“With complimentary handshakes and best wishes from all involved at Atlas Professionals in Newquay, I began my journey north. Many familiar faces joined me on the journey to Greenland, many known from my affiliation through Atlas. This is one thing I have come to recognise with Atlas Professionals; the quality of personnel they provide is such that clients are actively seeking continuity.”
On 26th May 2011 Dave began his journey to the north. It turned out to be a harsh arctic spring. “After flying several thousand of kilometres over a barren icy wilderness, with glaciers as high as skyscrapers and ice-capped mountains for as far as the eye could see. We knew one thing for sure, this was going to be a cold campaign”, Dave Stark tells us.
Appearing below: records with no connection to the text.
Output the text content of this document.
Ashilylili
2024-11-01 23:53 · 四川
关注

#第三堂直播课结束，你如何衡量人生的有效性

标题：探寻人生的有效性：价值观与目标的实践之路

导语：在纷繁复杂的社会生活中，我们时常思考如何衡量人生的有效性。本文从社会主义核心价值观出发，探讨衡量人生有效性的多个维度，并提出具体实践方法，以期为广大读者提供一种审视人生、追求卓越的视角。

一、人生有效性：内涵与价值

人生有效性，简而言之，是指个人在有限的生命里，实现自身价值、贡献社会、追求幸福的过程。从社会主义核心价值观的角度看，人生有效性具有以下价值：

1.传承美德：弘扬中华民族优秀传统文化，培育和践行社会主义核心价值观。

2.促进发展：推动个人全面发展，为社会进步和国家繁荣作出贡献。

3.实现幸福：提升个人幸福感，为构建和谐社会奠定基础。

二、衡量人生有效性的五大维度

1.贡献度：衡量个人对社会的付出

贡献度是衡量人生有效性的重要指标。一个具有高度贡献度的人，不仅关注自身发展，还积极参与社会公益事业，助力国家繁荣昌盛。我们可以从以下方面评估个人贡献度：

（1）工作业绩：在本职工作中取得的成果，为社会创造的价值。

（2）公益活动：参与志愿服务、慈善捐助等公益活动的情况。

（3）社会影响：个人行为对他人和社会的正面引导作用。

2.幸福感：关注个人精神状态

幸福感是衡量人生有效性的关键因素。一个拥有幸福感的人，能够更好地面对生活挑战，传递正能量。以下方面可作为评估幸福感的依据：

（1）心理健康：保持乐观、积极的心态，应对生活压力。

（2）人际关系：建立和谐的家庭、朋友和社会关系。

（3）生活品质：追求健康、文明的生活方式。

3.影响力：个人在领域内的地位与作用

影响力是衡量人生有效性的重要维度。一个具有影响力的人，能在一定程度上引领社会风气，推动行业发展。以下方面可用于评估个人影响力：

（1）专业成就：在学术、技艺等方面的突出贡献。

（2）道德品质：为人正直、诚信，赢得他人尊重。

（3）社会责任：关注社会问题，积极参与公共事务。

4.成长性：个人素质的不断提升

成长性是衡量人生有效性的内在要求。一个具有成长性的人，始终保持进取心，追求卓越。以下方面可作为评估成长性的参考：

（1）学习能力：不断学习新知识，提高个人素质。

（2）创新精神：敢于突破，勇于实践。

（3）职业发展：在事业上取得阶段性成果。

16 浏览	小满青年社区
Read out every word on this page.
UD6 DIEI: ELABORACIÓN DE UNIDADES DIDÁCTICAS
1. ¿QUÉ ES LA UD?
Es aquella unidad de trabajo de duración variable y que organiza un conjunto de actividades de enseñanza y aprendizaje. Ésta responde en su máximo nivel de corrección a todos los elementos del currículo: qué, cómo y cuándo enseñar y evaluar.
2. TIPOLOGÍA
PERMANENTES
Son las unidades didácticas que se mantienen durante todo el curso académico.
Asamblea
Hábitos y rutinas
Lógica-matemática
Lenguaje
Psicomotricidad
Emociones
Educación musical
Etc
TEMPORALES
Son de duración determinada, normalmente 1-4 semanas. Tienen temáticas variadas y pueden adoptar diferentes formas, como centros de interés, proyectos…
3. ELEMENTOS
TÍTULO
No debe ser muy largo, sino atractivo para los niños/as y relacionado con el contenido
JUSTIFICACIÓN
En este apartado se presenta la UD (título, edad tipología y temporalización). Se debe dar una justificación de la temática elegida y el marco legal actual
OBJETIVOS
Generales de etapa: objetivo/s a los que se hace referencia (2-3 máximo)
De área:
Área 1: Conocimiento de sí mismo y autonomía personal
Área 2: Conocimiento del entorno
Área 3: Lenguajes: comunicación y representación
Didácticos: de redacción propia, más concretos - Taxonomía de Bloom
“Our start was delayed by at least a week or three because of an unusually cold winter; all exploration sites were covered in several metres of ice. The waters of Greenland also threw up another challenge that few were expecting. As well as working in areas over 3000m deep, the spacial changes in seawater salinity were causing a big headache for surveyors on board. Speed of sound through the water was changing by as much as 60m/s in as little as 500m when navigating in and around the ice fronts. Flows of fresh water around the ice meant the speed of sound errors became very apparent in the multibeam data, and also tracking of USBL beacons was a big issue through the halocline. During the Greenland campaign it was agreed that nothing was to be left on the seabed, this meant the use of XBTs was out of the question. I have never seen a CDT deployed and recovered so much on one job. I really did feel for the engineers who were continually braving the arctic conditions for several hours at a time on the surveyor’s behalf.”
After almost three weeks of continuous and rigorous kit testing, it was with much relief that the latest ice forecast has shown a break up in the ice. “It was now time to throw the gear in the water and begin the first site survey of the season, just in time for the exploration rig, Leiv Eiriksson, which had made the journey up from Turkey.”
After a fairly quiet start to the campaign, the first four weeks had flown past and compared to some jobs, been relatively uneventful. Dave continues: “It was now time to leave behind mile upon mile of pancake ice and towering icebergs, and pass the baton on to the new crew aboard the Kommandor Stuart. As with all jobs, whilst we were tucked away in some far-fetched corner of the earth, Calesurvey together with Atlas Services Group had been busy getting the next crew ready for our handover. Every four weeks (sometimes eight) new crew arrived. In summer 24 hours daylight, so double dayshift, and in winters no more of the dreaded 4am head-nodding waiting for the sun to appear.”
Environmental baseline survey
“My second stint in Greenland began early June, the weather was warming up to just above freezing, and the ice really was starting to melt fast. This was great for Cairn and Calesurvey and exciting for those eager to start collecting data. The majority of the Southern deep-water sites were now completed, and it was time to move north to shallower water. This was also the start of an extensive environmental baseline survey, which had been sub-contracted out to Benthic Solutions limited. The crew of the Kommandor Stuart would now be involved in a prolonged coring and drop camera operation. Hundred of still photos were to be taken, along with hours of video footage of the seabed. Geochemical analysis of the seabed also meant the environmentalists rarely surfaced from their wet lab.”
“In September 2011, gigabytes of data were collected, processed, charted and reported. Calesurvey’s maiden trip to the arctic had been incredibly successful. Working solely with Atlas Professionals, the crew of the Kommandor Stuart and all those involved back in the UK can be proud of what they have managed to achieve this year.”